From what I can see, SCI Companion does
acknowledge there is a digital sample in there. I open sound.100 and I see one row marked "D". This being a MIDI-oriented editor, it doesn't bother trying to draw the waveform like it does the note events, nor does it try to play anything. Exporting the resource and opening it in Audacity as an unsigned 8-bit 11000 Hz raw PCM, playing that gives me a click of the header, and a perfectly fine "where am I?".
Digital samples in SCI0 were simply appended to the end of a sound resource, from what NewRisingSun told me.
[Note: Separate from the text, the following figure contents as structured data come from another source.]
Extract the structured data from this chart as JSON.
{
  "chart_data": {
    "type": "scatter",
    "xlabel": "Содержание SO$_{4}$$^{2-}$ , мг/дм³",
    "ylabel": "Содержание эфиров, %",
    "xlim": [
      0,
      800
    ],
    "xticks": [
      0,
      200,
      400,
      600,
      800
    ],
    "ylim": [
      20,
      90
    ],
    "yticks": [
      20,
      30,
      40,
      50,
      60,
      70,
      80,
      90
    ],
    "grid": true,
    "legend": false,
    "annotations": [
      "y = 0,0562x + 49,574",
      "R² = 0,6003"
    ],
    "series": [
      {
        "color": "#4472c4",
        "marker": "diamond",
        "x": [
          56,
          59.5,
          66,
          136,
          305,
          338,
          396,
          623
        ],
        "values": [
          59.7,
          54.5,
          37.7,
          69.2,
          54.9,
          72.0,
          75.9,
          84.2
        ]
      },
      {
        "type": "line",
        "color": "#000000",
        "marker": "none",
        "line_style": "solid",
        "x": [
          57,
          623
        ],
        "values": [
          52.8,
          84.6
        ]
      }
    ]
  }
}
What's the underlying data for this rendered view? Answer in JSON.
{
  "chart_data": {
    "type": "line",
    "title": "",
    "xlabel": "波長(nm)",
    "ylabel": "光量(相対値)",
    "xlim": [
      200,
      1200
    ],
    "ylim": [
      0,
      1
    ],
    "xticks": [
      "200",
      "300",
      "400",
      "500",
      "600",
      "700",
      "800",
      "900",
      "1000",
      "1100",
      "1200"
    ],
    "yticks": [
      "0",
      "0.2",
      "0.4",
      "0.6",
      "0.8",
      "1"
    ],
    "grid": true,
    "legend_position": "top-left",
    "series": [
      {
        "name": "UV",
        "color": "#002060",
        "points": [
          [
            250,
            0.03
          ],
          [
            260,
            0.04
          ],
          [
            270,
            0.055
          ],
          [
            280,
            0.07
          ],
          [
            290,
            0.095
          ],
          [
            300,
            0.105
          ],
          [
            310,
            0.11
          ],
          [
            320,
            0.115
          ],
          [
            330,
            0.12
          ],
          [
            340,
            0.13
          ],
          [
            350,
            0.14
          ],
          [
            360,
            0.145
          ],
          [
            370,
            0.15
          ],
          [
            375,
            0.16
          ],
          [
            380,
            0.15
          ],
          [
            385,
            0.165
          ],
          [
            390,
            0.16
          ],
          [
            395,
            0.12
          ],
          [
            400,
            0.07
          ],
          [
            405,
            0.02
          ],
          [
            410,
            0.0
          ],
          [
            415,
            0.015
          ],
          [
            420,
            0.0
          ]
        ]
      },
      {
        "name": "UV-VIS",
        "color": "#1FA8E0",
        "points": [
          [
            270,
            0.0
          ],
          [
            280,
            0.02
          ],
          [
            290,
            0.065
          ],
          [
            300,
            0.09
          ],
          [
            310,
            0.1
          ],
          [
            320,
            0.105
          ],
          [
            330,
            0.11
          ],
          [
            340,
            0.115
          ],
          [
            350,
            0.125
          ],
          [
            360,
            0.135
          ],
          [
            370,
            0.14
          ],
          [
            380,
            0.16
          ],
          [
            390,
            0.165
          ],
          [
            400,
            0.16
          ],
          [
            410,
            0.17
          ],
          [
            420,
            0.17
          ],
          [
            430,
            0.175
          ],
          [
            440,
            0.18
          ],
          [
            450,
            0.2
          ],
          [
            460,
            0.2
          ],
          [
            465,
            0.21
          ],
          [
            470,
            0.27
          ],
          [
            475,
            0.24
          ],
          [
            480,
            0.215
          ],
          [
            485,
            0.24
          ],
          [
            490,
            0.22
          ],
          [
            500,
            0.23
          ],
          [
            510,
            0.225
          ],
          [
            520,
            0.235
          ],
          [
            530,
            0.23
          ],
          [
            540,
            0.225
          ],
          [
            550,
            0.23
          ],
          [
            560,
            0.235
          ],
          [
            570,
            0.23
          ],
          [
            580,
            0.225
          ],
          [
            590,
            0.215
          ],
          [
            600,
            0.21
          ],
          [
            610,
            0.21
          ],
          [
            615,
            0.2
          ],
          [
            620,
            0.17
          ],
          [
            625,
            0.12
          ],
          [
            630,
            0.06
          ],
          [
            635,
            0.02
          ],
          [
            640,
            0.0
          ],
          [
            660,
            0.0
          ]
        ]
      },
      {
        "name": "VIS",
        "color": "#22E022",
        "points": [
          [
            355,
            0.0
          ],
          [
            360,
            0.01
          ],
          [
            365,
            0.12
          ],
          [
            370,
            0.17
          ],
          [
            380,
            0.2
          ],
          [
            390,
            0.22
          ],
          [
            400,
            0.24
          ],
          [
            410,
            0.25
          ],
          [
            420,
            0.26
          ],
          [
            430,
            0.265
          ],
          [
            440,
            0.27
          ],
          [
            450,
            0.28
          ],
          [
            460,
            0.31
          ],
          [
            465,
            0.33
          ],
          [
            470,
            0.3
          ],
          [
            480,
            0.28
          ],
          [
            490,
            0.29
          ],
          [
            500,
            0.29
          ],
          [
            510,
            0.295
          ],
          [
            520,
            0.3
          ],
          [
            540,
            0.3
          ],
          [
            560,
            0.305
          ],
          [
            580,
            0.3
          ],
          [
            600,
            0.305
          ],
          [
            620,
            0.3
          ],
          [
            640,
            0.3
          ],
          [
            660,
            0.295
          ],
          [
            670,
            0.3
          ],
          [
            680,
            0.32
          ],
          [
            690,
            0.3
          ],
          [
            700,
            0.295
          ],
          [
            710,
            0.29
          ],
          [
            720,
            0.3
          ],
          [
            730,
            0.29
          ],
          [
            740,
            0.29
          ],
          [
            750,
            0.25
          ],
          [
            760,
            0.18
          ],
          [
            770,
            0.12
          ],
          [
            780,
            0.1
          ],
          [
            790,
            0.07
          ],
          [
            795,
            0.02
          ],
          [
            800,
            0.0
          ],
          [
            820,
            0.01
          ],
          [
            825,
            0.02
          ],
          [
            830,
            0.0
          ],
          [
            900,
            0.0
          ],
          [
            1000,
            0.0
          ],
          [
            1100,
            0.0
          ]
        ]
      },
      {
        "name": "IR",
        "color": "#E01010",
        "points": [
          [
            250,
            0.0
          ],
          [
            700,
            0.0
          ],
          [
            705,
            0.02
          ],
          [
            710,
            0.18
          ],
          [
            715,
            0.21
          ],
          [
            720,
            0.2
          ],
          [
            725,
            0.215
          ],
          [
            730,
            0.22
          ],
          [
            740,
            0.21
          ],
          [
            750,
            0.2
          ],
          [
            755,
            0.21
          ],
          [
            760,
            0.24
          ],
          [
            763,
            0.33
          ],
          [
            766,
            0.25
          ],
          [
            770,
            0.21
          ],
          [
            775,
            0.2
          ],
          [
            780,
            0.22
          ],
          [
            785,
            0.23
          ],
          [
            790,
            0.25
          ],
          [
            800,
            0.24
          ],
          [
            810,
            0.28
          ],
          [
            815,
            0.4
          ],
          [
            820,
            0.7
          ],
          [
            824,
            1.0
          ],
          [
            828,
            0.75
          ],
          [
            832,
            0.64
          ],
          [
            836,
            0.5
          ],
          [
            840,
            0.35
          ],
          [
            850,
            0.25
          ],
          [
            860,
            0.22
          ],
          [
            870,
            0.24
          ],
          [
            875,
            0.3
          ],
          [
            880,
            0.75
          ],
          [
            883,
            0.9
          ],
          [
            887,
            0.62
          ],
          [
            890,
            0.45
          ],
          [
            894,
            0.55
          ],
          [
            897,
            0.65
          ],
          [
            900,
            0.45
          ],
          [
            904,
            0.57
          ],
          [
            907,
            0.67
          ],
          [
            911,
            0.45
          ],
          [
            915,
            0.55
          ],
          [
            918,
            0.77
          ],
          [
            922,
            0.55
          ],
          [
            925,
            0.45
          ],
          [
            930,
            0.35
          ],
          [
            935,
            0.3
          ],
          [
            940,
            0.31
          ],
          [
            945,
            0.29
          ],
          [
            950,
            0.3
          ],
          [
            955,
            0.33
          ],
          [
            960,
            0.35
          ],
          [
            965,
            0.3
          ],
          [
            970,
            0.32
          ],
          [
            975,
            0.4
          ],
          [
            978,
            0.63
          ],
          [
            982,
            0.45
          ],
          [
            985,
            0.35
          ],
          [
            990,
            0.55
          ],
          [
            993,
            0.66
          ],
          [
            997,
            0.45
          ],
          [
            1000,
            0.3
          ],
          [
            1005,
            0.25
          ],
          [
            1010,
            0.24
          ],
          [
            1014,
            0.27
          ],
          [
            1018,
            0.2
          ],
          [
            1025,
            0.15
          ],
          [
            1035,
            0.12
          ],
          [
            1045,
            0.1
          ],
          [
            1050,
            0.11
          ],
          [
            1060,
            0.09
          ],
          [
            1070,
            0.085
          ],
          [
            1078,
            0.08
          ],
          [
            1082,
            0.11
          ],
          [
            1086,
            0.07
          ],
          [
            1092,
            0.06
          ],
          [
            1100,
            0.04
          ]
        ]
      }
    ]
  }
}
All that being a match, you could make do with a hex editor and some smarts. I'd point out some official tool but I can't seem to find any.
The digital sample header is 44 bytes long. Offset 14 in the header contains the frequency as a short integer. Offset 32 contains the sample length, also as a short integer.
But since we're talking about a digital-only sound, without any MIDI in it, we can ignore all that. Looking at the raw sound.100 in a hex editor, I see frequency 11000 (0x2AF8) at offset 0x33 and the sample length 7415 (0x1CF7) at offset 0x45. Selecting everything from 0x51 (a 0x7A) to the end is a span 7415 bytes in size, so that's our sound All else being equal, one
should be able to just remove everything from 0x51 on, record a new sound of the proper format, append it in place of the original, and adjust the size field accordingly.
Attached is a proof of concept where I did exactly that, to make Roger sound like a confused Dutchman.